Change Data Capture(CDC) is one of the most important feature of DWBI implementations. CDC is used to identify changed data and apply changes to Data Warehouse. Change data capture (CDC) is the process of recognizing when data has been changed in a source system so a downstream process or system can action that change. A common use case is to reflect the change in a different target system so that the data in the systems stay in sync.
Change data capture (CDC) records insert, update, and delete activity that applies to a table. This activity makes the details of the changes available in an easily consumed relational format. Column information and the metadata that is required to apply the changes to a target environment is captured for the modified rows and stored in change tables that mirror the column structure of the tracked source tables.

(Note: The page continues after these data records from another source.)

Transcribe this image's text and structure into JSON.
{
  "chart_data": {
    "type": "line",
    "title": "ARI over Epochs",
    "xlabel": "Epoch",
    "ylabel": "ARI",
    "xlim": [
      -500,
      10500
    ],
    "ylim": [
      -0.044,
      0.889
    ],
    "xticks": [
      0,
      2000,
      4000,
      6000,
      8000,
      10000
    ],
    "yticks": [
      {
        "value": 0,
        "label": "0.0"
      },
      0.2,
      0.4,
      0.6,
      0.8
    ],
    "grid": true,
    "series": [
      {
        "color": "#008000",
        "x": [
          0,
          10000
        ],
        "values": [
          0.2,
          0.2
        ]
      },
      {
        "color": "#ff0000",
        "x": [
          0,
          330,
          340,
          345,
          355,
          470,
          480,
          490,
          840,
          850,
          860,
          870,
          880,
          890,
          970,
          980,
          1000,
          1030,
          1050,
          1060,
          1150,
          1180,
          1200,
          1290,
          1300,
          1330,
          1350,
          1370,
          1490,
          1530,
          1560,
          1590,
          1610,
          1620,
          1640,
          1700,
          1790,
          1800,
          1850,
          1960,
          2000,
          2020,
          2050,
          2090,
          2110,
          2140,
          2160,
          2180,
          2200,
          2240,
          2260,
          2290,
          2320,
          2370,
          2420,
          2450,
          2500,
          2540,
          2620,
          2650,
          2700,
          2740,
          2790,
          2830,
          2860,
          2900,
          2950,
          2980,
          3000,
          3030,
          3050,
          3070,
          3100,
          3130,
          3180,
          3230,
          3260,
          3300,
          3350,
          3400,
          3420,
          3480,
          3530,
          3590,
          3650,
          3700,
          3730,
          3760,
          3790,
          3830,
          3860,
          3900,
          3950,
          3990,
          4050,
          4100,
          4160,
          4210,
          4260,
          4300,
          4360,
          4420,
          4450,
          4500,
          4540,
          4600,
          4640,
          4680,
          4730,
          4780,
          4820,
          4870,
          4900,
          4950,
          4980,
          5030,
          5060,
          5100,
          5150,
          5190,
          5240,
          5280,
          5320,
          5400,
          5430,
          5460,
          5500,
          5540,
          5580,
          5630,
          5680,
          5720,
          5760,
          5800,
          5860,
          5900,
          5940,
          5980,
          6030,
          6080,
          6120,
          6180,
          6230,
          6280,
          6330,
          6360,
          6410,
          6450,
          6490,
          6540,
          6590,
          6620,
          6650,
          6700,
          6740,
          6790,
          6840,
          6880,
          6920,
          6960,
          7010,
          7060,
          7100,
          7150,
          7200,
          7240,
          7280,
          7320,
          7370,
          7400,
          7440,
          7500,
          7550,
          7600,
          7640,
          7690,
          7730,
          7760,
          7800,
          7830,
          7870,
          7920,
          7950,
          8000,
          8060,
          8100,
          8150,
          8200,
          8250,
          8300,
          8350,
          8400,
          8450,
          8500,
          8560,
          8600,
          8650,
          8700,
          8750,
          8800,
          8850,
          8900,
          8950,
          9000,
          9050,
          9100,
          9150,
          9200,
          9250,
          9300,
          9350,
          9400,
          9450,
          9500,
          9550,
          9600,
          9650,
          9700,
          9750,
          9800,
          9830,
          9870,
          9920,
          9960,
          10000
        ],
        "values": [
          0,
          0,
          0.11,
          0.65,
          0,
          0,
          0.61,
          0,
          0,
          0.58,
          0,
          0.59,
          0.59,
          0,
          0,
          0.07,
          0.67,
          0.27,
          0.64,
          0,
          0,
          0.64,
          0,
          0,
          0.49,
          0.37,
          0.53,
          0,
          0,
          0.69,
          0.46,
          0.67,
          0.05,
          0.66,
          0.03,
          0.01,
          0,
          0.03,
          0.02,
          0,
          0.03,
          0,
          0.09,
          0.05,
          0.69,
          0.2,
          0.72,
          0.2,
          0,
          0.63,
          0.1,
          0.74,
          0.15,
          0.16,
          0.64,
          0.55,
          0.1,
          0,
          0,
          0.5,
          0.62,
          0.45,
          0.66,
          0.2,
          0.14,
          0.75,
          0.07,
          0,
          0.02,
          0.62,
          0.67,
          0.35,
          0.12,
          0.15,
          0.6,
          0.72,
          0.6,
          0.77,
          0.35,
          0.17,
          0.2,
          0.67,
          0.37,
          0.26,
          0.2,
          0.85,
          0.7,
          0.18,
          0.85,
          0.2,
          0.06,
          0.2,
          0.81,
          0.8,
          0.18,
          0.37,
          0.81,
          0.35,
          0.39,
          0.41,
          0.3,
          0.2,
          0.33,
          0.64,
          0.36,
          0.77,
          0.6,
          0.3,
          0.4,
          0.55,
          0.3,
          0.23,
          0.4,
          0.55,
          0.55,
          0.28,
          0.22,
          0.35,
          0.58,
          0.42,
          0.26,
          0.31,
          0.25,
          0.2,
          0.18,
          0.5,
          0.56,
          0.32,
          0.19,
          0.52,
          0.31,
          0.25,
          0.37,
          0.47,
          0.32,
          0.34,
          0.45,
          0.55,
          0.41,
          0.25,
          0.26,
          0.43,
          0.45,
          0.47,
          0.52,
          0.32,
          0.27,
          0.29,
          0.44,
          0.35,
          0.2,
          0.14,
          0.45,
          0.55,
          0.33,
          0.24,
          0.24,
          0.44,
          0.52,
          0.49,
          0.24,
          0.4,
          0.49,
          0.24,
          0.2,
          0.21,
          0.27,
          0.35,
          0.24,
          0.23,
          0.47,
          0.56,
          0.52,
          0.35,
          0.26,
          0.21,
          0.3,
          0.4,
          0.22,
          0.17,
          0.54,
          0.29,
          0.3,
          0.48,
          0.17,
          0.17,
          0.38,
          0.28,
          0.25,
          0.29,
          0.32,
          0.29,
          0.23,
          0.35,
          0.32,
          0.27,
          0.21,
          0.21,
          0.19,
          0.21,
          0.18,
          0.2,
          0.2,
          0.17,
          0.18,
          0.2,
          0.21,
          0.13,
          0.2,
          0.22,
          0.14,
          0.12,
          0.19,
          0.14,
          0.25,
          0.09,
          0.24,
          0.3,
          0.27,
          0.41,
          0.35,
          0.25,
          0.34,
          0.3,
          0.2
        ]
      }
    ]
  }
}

There are different types of CDCs which can be implemented - Type I ,Type II and Type III. Type I doesn’t store history. This updates record directly, there is no record of historical values, only current state.
Type II - Row versioning , Track changes as version records with current flag & active dates and other metadata.
Type III - History versioning, preserve versions of data. Track change to a specific attribute, add a column to show the previous value, which is updated as further changes occur. SCD Type II is widely used implementation in DWBI
with SCD Type II implementation, target table need to add few extra columns to track versioning - e.g. Active_IND, Start_Date, End_Date etc. Active Indicator column represents if the record is active or inactive(old/historical record). For new/updated record the indicator column is set to “Y” or”Yes” and for old records, its set to “N” or “No”. Start date is date when the record is start date/load date. End date is date when the record gets updated for historical record. For all new/active record inserted, end date is set to NULL.
Delta Capture - Source data received from source system on scheduled basis.
Identify Change - Source data compared against target table to identify records existed/updated and new records to be considered as inserted to the target table
Apply Change - Once records identified to be inserted or updated. Update and Inserts can be applied to the target system. In case of updates, old records are updated for flag - Active_IND and End_date with date of updation. In case of inserts, active_ind set to Y and End_date as NULL .All records to be updated and inserted all together as inserts to the target system.
In some of the implementations, Batch_ID is also used along with date and indicator columns. with Batch id , loads can be identified with batch of data load. Batch id can also be used as part of Audit Batch Control.